At the heart of the land that is being reclaimed through the title case is Pipsell (Jacko Lake), a spiritual site which is the source of a foundational story for the Secwepemc people. The Trout Children Stseptekwll (Oral History) contains important principles of Secwepemc Indigenous law regarding reciprocal accountability to living beings on the land. This oral history also informs social conduct across generations. Trout from Pipsell and plants from the area — harvested in the crucial period in early spring before the higher-elevation plants are available — continue to play a significant role in the food economy of the Secwepemc.

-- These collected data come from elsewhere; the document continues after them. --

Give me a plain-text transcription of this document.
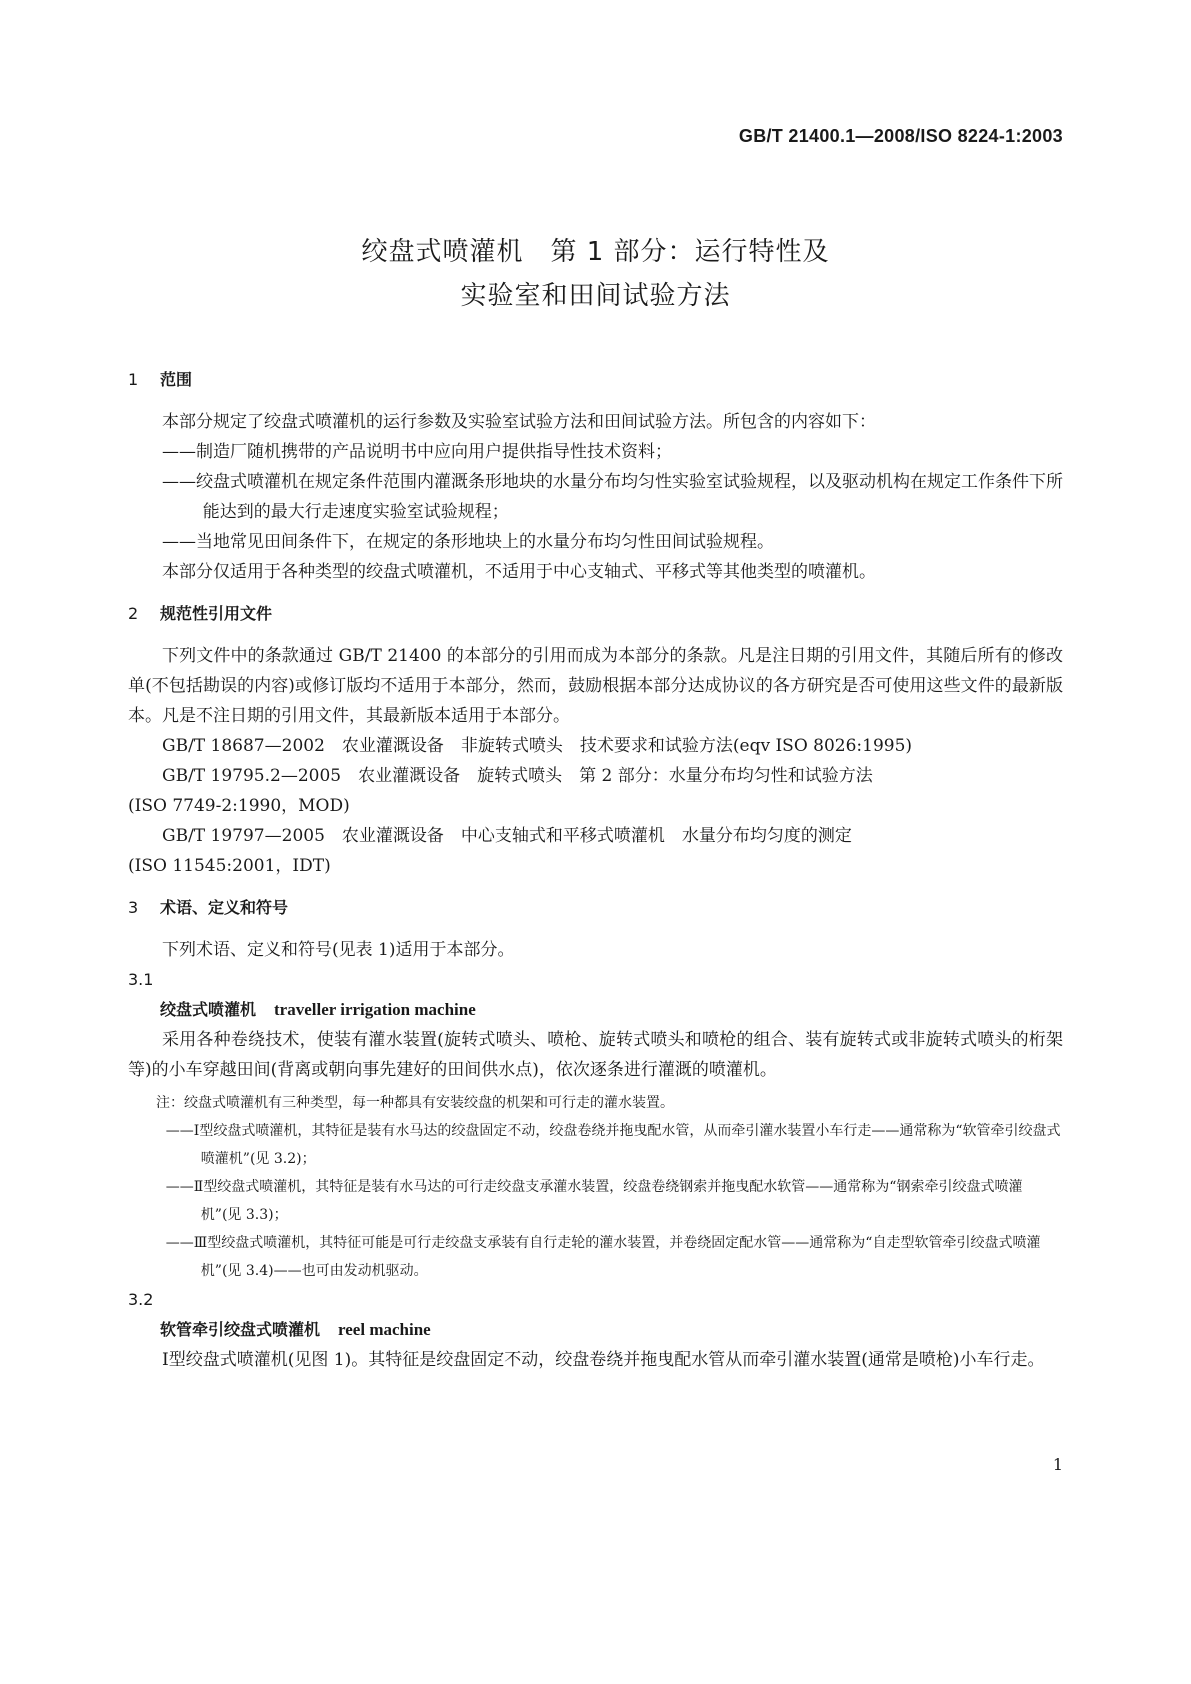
GB/T 21400.1—2008/ISO 8224-1:2003
绞盘式喷灌机　第 1 部分：运行特性及
实验室和田间试验方法

1 范围

本部分规定了绞盘式喷灌机的运行参数及实验室试验方法和田间试验方法。所包含的内容如下：

——制造厂随机携带的产品说明书中应向用户提供指导性技术资料；
——绞盘式喷灌机在规定条件范围内灌溉条形地块的水量分布均匀性实验室试验规程，以及驱动机构在规定工作条件下所能达到的最大行走速度实验室试验规程；
——当地常见田间条件下，在规定的条形地块上的水量分布均匀性田间试验规程。

本部分仅适用于各种类型的绞盘式喷灌机，不适用于中心支轴式、平移式等其他类型的喷灌机。

2 规范性引用文件

下列文件中的条款通过 GB/T 21400 的本部分的引用而成为本部分的条款。凡是注日期的引用文件，其随后所有的修改单(不包括勘误的内容)或修订版均不适用于本部分，然而，鼓励根据本部分达成协议的各方研究是否可使用这些文件的最新版本。凡是不注日期的引用文件，其最新版本适用于本部分。

GB/T 18687—2002　农业灌溉设备　非旋转式喷头　技术要求和试验方法(eqv ISO 8026:1995)

GB/T 19795.2—2005　农业灌溉设备　旋转式喷头　第 2 部分：水量分布均匀性和试验方法

(ISO 7749-2:1990，MOD)

GB/T 19797—2005　农业灌溉设备　中心支轴式和平移式喷灌机　水量分布均匀度的测定

(ISO 11545:2001，IDT)

3 术语、定义和符号

下列术语、定义和符号(见表 1)适用于本部分。

3.1

绞盘式喷灌机 traveller irrigation machine

采用各种卷绕技术，使装有灌水装置(旋转式喷头、喷枪、旋转式喷头和喷枪的组合、装有旋转式或非旋转式喷头的桁架等)的小车穿越田间(背离或朝向事先建好的田间供水点)，依次逐条进行灌溉的喷灌机。

注：绞盘式喷灌机有三种类型，每一种都具有安装绞盘的机架和可行走的灌水装置。

——Ⅰ型绞盘式喷灌机，其特征是装有水马达的绞盘固定不动，绞盘卷绕并拖曳配水管，从而牵引灌水装置小车行走——通常称为“软管牵引绞盘式喷灌机”(见 3.2)；

——Ⅱ型绞盘式喷灌机，其特征是装有水马达的可行走绞盘支承灌水装置，绞盘卷绕钢索并拖曳配水软管——通常称为“钢索牵引绞盘式喷灌机”(见 3.3)；

——Ⅲ型绞盘式喷灌机，其特征可能是可行走绞盘支承装有自行走轮的灌水装置，并卷绕固定配水管——通常称为“自走型软管牵引绞盘式喷灌机”(见 3.4)——也可由发动机驱动。

3.2

软管牵引绞盘式喷灌机 reel machine

Ⅰ型绞盘式喷灌机(见图 1)。其特征是绞盘固定不动，绞盘卷绕并拖曳配水管从而牵引灌水装置(通常是喷枪)小车行走。

1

Yecweminem – Responsibility for the land
The Secwepemc determination to pursue title to their land in court is grounded in Secwepemc Indigenous law and the concept of yecweminem — the obligation to care for and protect land, water and sky worlds within Secwepemc territory.

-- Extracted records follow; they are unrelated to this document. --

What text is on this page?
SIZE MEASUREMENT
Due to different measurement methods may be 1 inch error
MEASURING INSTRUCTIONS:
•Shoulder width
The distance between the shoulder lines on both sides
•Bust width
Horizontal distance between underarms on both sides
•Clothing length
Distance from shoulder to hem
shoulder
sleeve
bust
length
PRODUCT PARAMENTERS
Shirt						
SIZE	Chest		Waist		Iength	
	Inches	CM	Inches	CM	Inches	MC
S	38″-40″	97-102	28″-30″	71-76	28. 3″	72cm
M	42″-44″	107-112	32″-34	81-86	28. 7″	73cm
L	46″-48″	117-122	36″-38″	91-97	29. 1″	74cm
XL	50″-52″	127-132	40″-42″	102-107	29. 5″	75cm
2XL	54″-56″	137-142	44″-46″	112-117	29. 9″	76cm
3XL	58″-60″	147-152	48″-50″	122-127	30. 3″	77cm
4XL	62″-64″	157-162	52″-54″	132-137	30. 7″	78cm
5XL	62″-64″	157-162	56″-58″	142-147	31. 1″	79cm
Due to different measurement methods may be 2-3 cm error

For decades the Secwepemc have had to contend with a storm of unwanted and polluting projects on their territory, including most recently the TransMountain pipeline and the proposed Ajax gold-copper mine. Mining, roads, settlement, and ranching have deprived the Secwepemc of the enjoyment of their lands. In many places, development has destroyed or damaged the land’s ability to provide for the Secwepemc, or to be used in accordance with Secwepemc culture. The Secwepemc are determined to restore the land to a state of balance, and maintain their traditional and contemporary spiritual practices on the land in the locations marked by their ancestors. Their vision for their land is a healthy ecology supporting a thriving Secwepemc culture and a robust Indigenous economy that contributes to the whole Kamloops region.

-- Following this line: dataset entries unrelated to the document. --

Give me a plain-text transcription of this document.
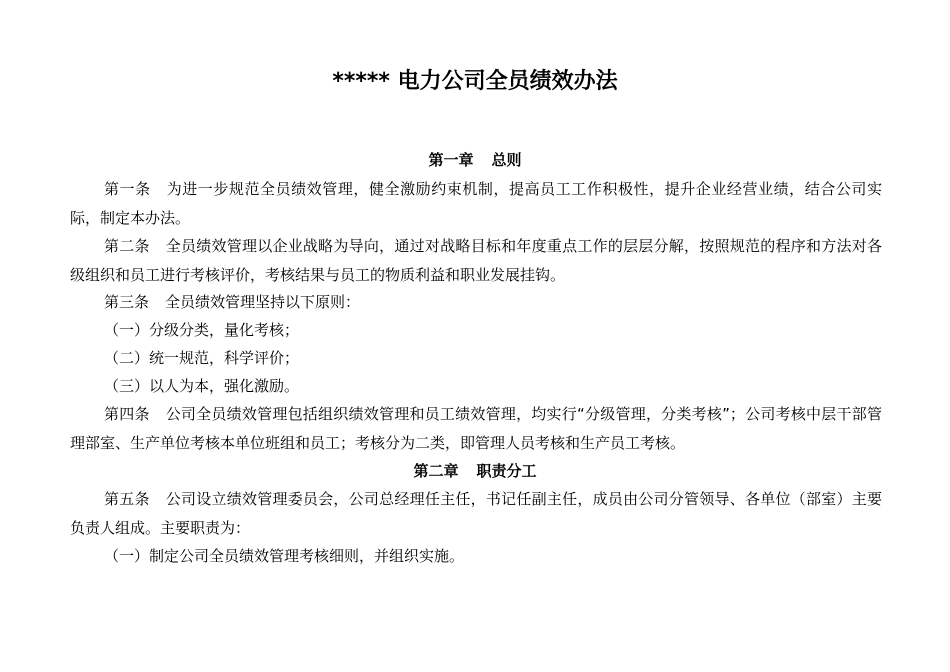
***** 电力公司全员绩效办法
第一章 总则

第一条 为进一步规范全员绩效管理，健全激励约束机制，提高员工工作积极性，提升企业经营业绩，结合公司实际，制定本办法。

第二条 全员绩效管理以企业战略为导向，通过对战略目标和年度重点工作的层层分解，按照规范的程序和方法对各级组织和员工进行考核评价，考核结果与员工的物质利益和职业发展挂钩。

第三条 全员绩效管理坚持以下原则：

（一）分级分类，量化考核；

（二）统一规范，科学评价；

（三）以人为本，强化激励。

第四条 公司全员绩效管理包括组织绩效管理和员工绩效管理，均实行“分级管理，分类考核”；公司考核中层干部管理部室、生产单位考核本单位班组和员工；考核分为二类，即管理人员考核和生产员工考核。

第二章 职责分工

第五条 公司设立绩效管理委员会，公司总经理任主任，书记任副主任，成员由公司分管领导、各单位（部室）主要负责人组成。主要职责为：

（一）制定公司全员绩效管理考核细则，并组织实施。
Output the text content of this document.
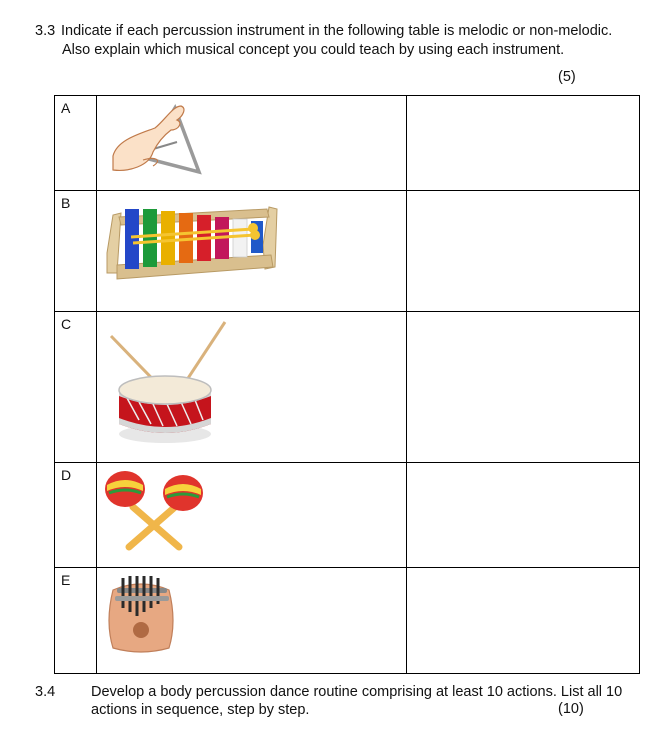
3.3 Indicate if each percussion instrument in the following table is melodic or non-melodic.
Also explain which musical concept you could teach by using each instrument.
(5)
A	

B	

C	

D	

E	

3.4 Develop a body percussion dance routine comprising at least 10 actions. List all 10 actions in sequence, step by step.	(10)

Pipsell, the Hunting Blind Complex and Goose Lake collectively comprise a unique historical site in North America. Together, they are a cultural and socio-economic keystone site. This includes not only the lake itself and its Water People and Water World (aquifer) but also special places such as the Prayer Tree, the red-headed woodpecker and chickadee habitats, the Hunting Blind complex and associated grasslands, and Sky World. It is unthinkable that such a profoundly sacred place for the Secwepemc people should ever be dewatered and filled with waste rock and tailings, as the Ajax proposal would have it. The Secwepemc have declared Pipsell a Cultural Heritage Site.